In civil cases, the burden of proof is on the party who would be defeated if
no evidence is given on either side. Said party must establish his case by a
preponderance of evidence, which means that the evidence as a whole
adduced by one side is superior to that of the other. Petitioner having asserted
[14]

the affirmative of the issue in this case, it should have presented evidence
required to obtain a favorable judgment.
On the other hand, on top of its denial that it had received the invoice value
and the packing list before the discharge of the shipment, private respondent
was able to prove that it was apprised of the value of the cargo only after its
discharge from the vessel, ironically through petitioners claim for the lost
package to which were attached the invoice and packing list. All told, petitioner
failed to convince the Court that the requirement of the management contract
had been complied with to entitle it to recover the actual invoice value of the
lost shipment.
Anent the attorneys fees, we find the award to be proper considering that the
acts and omissions of private respondent have compelled petitioner to litigate
or incur expenses to protect its rights.
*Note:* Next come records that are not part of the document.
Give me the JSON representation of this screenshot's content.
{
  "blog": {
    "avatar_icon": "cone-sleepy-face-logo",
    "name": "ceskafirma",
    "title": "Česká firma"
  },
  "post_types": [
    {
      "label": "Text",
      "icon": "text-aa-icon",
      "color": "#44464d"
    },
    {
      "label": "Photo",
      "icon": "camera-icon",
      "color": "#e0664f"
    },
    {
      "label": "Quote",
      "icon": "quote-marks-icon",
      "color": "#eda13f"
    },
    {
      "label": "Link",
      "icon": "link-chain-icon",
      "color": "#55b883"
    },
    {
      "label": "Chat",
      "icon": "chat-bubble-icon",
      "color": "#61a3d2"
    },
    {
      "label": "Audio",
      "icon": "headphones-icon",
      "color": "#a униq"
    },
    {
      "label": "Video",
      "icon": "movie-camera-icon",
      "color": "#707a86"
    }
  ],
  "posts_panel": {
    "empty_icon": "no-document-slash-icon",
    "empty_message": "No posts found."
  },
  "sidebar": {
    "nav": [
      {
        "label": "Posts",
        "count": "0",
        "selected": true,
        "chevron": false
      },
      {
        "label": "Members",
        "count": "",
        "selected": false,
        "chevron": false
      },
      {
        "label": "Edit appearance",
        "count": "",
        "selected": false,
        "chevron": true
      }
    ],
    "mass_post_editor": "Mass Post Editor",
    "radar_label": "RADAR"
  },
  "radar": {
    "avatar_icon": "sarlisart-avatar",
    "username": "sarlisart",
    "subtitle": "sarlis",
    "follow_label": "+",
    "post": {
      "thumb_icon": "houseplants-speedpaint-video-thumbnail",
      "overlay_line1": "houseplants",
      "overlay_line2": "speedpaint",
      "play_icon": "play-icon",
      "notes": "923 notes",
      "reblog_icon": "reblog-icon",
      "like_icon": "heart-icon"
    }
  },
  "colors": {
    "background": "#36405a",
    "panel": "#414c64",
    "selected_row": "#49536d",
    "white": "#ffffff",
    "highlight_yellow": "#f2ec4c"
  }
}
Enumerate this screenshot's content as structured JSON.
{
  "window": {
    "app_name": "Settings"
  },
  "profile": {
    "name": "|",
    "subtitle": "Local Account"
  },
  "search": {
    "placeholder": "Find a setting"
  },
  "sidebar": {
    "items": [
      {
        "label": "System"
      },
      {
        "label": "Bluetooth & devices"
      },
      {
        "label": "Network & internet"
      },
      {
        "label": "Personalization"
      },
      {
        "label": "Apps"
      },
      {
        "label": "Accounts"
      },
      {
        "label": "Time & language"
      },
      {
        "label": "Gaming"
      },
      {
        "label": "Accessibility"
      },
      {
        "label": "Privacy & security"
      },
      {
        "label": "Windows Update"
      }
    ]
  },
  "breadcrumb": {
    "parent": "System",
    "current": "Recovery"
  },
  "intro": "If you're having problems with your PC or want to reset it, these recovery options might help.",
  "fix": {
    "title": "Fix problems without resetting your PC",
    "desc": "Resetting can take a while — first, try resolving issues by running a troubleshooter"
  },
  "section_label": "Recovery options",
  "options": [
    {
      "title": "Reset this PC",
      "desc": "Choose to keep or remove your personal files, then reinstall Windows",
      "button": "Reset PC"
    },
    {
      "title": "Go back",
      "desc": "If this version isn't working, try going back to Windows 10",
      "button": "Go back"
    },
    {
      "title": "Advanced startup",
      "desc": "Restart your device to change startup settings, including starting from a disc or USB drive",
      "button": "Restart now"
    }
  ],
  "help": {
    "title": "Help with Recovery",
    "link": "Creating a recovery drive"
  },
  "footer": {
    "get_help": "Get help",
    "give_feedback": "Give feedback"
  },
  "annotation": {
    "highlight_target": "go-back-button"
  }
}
However, as to the amount of the award,
[15]

we find no reason to re-examine the appellate courts determination thereon in


view of the amount of the principal obligation. Otherwise, we would be
disregarding the doctrine that discretion, when well exercised, should not be
disturbed.
WHEREFORE, the petition for review on certiorari is DENIED and the
decision of the Court of Appeals is AFFIRMED. Costs against petitioner.
SO ORDERED.
Narvasa, C.J. (Chairman), Davide, Jr., Melo, and Francisco, JJ., concur.